FlexEControl: Flexible and Efficient Multimodal Control for Text-to-Image Generation

TL;DR

FlexEControl addresses the dual challenges of training efficiency and faithful multimodal conditioning in diffusion-based text-to-image generation. It introduces a weight-decomposition framework that shares decomposed cross-attention weights across input conditions, dramatically reducing trainable parameters and memory while preserving representational capacity. The authors add dataset augmentation, cross-attention supervision, and masked diffusion losses to enable robust handling of multiple input modalities and their combinations. Empirical results show substantial gains in efficiency (≈30% memory, ≈41% parameter reduction) with competitive or better image quality and alignment, validated by quantitative metrics and human evaluation, highlighting the method's practical impact for scalable, controllable T2I systems.

Abstract

Controllable text-to-image (T2I) diffusion models generate images conditioned on both text prompts and semantic inputs of other modalities like edge maps. Nevertheless, current controllable T2I methods commonly face challenges related to efficiency and faithfulness, especially when conditioning on multiple inputs from either the same or diverse modalities.
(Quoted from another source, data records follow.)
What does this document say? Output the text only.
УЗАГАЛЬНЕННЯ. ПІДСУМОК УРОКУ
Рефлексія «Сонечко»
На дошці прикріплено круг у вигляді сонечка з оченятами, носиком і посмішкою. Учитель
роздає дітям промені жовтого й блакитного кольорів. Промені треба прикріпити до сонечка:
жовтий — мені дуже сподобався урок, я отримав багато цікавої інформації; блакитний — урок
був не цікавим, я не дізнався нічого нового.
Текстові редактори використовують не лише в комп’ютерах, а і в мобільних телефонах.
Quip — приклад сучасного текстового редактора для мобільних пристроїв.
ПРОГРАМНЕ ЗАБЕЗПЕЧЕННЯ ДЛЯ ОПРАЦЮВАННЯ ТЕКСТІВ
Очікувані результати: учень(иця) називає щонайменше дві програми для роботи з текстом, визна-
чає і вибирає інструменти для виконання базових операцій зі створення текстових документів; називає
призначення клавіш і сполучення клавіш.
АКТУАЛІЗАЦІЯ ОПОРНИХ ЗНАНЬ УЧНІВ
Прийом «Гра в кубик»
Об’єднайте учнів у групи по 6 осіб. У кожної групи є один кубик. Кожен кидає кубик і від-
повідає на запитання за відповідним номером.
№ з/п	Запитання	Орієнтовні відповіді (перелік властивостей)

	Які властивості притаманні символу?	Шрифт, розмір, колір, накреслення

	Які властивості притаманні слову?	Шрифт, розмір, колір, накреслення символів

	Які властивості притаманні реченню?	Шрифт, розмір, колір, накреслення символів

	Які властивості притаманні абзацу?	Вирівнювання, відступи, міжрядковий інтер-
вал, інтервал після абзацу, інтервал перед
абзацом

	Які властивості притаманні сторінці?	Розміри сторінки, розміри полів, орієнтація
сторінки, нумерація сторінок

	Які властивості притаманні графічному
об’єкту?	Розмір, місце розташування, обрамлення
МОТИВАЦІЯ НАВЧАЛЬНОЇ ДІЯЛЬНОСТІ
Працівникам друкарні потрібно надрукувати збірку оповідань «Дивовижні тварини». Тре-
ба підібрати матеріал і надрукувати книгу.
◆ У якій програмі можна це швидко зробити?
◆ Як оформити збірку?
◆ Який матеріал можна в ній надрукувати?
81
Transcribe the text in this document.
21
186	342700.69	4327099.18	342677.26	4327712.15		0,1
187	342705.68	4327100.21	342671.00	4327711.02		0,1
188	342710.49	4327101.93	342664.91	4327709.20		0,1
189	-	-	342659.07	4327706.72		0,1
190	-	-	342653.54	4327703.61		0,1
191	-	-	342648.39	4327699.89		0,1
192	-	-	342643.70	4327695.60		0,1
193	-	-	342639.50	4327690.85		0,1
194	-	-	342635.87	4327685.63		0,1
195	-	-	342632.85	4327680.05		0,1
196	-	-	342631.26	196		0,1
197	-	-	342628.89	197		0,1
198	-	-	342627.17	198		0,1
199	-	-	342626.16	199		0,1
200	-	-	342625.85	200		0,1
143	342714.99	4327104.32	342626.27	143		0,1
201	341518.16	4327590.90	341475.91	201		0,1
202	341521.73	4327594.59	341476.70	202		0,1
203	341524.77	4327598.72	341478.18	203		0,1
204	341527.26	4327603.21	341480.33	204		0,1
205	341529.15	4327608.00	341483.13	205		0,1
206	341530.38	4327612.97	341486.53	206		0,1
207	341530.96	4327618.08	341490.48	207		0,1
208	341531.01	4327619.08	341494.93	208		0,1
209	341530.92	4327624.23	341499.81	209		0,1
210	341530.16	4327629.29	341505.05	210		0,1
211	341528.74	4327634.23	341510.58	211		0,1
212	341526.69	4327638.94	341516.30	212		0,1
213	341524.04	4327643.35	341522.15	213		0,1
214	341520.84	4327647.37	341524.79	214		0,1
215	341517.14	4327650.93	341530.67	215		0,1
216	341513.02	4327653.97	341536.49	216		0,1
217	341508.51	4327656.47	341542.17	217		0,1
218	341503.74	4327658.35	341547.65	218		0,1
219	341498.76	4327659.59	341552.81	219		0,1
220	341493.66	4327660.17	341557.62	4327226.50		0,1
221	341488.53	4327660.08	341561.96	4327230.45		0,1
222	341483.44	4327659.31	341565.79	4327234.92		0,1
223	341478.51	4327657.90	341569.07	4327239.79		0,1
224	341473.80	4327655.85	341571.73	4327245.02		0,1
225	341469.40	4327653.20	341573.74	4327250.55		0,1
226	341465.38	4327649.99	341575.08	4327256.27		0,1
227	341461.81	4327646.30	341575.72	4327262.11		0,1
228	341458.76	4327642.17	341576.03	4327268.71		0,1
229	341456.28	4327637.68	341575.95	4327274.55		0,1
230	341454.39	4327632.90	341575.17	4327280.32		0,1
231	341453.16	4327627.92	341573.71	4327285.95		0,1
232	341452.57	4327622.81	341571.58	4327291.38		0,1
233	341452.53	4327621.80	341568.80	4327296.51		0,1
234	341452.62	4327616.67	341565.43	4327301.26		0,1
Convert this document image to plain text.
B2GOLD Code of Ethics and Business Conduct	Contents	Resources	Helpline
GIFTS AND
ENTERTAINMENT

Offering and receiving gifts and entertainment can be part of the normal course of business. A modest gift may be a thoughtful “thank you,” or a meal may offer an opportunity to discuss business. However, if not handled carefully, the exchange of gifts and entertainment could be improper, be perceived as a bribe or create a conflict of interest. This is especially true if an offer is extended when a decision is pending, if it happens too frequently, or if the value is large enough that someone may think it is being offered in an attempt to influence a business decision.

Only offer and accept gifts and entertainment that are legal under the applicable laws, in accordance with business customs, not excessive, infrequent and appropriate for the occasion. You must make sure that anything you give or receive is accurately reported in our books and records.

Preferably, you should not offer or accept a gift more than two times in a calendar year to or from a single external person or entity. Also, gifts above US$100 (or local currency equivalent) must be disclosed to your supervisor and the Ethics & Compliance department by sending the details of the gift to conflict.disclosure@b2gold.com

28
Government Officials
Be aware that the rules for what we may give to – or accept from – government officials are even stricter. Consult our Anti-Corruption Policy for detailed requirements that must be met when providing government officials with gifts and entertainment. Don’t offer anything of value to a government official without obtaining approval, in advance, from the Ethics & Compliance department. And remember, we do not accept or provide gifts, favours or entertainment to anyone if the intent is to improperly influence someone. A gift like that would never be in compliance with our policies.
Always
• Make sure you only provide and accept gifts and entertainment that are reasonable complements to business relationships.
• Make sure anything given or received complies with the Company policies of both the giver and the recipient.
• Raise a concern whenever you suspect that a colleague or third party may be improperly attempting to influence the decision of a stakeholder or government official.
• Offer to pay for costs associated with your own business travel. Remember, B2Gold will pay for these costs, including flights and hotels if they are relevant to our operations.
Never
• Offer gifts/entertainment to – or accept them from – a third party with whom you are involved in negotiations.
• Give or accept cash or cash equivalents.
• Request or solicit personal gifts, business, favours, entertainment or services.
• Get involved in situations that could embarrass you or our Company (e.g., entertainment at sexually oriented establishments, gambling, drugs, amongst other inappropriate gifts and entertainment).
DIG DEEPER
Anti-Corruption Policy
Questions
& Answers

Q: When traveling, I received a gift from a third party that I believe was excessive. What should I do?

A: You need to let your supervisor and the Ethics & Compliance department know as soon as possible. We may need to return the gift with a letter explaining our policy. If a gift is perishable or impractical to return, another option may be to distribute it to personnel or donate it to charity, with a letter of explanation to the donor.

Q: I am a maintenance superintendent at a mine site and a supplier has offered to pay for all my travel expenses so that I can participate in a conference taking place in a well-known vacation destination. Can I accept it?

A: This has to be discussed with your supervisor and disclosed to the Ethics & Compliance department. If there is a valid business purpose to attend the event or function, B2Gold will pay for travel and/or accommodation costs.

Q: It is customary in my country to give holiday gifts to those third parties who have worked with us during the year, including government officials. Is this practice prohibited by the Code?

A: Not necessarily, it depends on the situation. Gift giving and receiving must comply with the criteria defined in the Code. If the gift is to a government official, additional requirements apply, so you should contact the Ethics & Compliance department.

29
In this paper, we propose a novel Flexible and Efficient method, FlexEControl, for controllable T2I generation. At the core of FlexEControl is a unique weight decomposition strategy, which allows for streamlined integration of various input types. This approach not only enhances the faithfulness of the generated image to the control, but also significantly reduces the computational overhead typically associated with multimodal conditioning. Our approach achieves a reduction of 41% in trainable parameters and 30% in memory usage compared with Uni-ControlNet. Moreover, it doubles data efficiency and can flexibly generate images under the guidance of multiple input conditions of various modalities.

Figures (6)

• Figure 1: (a) FlexEControl excels in training efficiency, achieving superior performance with just half the training data compared to its counterparts on (b) Controllable Text-to-Image Generation w. Different Input Conditions (one edge map and one segmentation map). (c) FlexEControl effectively conditions on two canny edge maps. The text prompt is Stormtrooper's lecture at the football field in both Figure (b) and Figure (c).
• Figure 2: Overview of FlexEControl: a decomposed green matrix is shared across different input conditions, significantly enhancing the model's efficiency. During training, we integrate two specialized loss functions to enable flexible control and to adeptly manage conflicting conditions. In the example depicted here, the new parameter size is efficiently condensed to $4+6n$, where $n$ denotes the number of decomposed matrix pairs.
• Figure 3: The visualization of decomposed shared “slow” weights (right image) for single condition case where the input condition (left image) is the depth map and the input text prompt is Car. We took the average over the decomposed shared weights of the last cross-attention block across all attention heads in Stable Diffusion.
• Figure 4: Qualitative comparison of FlexEControl and existing controllable diffusion models with multiple heterogeneous conditions. First row: FlexEControl effectively integrates both the segmentation and edge maps to generate a coherent image while Uni-ControlNet and LoRA miss the segmentation map and Uni-Control generates a messy image. Second row: The input condition types are one depth map and one sketch map. FlexEControl can do more faithful generation while all three others generate the candle in the coffee.
• Figure 5: Qualitative comparison of FlexEControl and existing controllable diffusion models with single condition. Text prompt: A bed. The image quality of FlexEControl is comparable to existing methods and Uni-ControlNet + LoRA, while FlexEControl has much more efficiency.